Key Experimental Results¶
Main Results¶
| Bias Dimension | Finding |
|---|---|
| Lexical Content (SG) | Messages targeting males show agency/leadership/masculine word OR > 2.0; messages targeting females skew toward personal/feminine vocabulary |
| Linguistic Style (CRG) | Messages targeting males are significantly more formal across all models |
| Persuasion (CRG) | Messages targeting males yield significantly higher PBI — more assertive, more certain, more imperative |
| Context Amplification | CRG amplifies bias disparities across all dimensions compared to SG |
Ablation Study¶
| Analysis Dimension | Result |
|---|---|
| Age × Warmth | Warmth-word OR for elderly-targeted messages reaches 6.27 (GPT-4o) |
| Sentiment × Topic | Sentiment bias is more pronounced under specific topics (e.g., more anger toward males under patriotic framing) |
| Cross-Model Consistency | All three models agree on the direction of bias, suggesting a systemic issue rooted in pretraining data |
Key Findings¶
- All three LLMs employ stronger persuasive strategies toward males (higher PBI) and softer strategies toward females.
- Age bias is equally pronounced — messages targeting younger audiences are more progressive and action-oriented, while those targeting older audiences are more traditional and warmth-oriented.
- Contextual prompting (CRG) systematically amplifies bias, indicating that disparities are more severe in realistic deployment scenarios.
- The direction of bias is consistent across models, suggesting a common issue in pretraining data rather than an artifact of any individual model.
Highlights & Insights¶
- The PBI metric transforms the abstract notion of persuasion bias into a quantifiable measure, filling a critical gap in existing bias audits.
- The dual-mode SG vs. CRG design elegantly disentangles bias sources — a methodological contribution generalizable to other bias research.
- The observed bias directions (male = assertive, female = warm) align closely with the social psychology literature, confirming that LLMs reproduce societal stereotypes.
Limitations & Future Work¶
- Experiments are conducted solely in the climate communication domain — bias patterns in other domains (e.g., healthcare, finance) may differ.
- The equal-weight combination of PBI's three components may not be optimal — the relative importance of each component may vary across contexts.
- Only binary gender and four age groups are considered; other demographic dimensions (race, education, etc.) are not addressed.
- An auditing framework is proposed but no debiasing methods are provided.
Related Work & Insights¶
- vs. Traditional Bias Audits: Conventional methods measure bias via sentiment or toxicity and fail to capture the persuasion dimension; PBI addresses this gap.
- vs.

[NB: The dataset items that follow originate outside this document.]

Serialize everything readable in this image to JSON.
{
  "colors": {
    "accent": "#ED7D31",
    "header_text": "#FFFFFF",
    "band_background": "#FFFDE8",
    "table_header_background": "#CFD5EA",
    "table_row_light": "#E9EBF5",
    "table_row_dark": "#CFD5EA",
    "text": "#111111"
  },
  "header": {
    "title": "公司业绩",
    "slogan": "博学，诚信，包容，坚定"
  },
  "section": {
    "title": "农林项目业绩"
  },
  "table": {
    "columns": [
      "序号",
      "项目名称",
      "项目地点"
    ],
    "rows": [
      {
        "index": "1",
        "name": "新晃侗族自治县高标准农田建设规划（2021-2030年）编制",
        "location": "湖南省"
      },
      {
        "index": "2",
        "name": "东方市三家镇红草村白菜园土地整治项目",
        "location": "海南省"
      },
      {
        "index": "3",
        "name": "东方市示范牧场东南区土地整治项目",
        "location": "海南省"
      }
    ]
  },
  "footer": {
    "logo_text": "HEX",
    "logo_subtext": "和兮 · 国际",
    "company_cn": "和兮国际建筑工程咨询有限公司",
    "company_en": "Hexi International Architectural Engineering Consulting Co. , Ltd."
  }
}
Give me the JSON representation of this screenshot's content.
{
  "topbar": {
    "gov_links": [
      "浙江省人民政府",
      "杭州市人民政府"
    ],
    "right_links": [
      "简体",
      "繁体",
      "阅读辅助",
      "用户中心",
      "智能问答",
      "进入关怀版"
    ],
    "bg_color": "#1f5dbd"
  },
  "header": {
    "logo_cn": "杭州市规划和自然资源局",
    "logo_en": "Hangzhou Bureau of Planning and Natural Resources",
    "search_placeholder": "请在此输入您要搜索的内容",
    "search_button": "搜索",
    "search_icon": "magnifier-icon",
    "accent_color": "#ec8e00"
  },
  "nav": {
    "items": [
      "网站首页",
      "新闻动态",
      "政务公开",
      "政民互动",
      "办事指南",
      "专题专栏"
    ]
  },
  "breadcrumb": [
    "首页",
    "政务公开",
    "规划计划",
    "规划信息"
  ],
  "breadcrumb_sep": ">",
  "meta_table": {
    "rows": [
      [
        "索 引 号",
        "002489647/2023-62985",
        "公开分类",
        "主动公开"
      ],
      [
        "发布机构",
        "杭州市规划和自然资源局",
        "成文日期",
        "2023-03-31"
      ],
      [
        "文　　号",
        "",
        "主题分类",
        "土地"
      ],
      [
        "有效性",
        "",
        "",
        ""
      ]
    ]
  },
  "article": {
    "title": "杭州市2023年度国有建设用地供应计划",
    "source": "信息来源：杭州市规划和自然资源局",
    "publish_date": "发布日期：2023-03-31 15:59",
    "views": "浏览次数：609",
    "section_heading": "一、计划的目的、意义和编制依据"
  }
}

Microtargeting Research: Microtargeting has typically been studied as a platform-level phenomenon; this paper is the first to audit LLM-internalized microtargeting strategies directly.
- vs. Connotation Frames: PBI builds on Sap et al. (2017)'s Connotation Frames, representing a novel application of that theoretical framework to bias auditing.
Rating¶
- Novelty: ⭐⭐⭐⭐⭐ First systematic study of persuasion bias under demographic conditioning; PBI is an original contribution.
- Experimental Thoroughness: ⭐⭐⭐⭐ Three models, multi-dimensional analysis, rigorous statistics, but limited to a single domain.
- Writing Quality: ⭐⭐⭐⭐⭐ Formally rigorous, methodologically clear, with well-specified statistical procedures.
- Value: ⭐⭐⭐⭐⭐ Carries important implications for the fair deployment of LLMs in socially sensitive applications.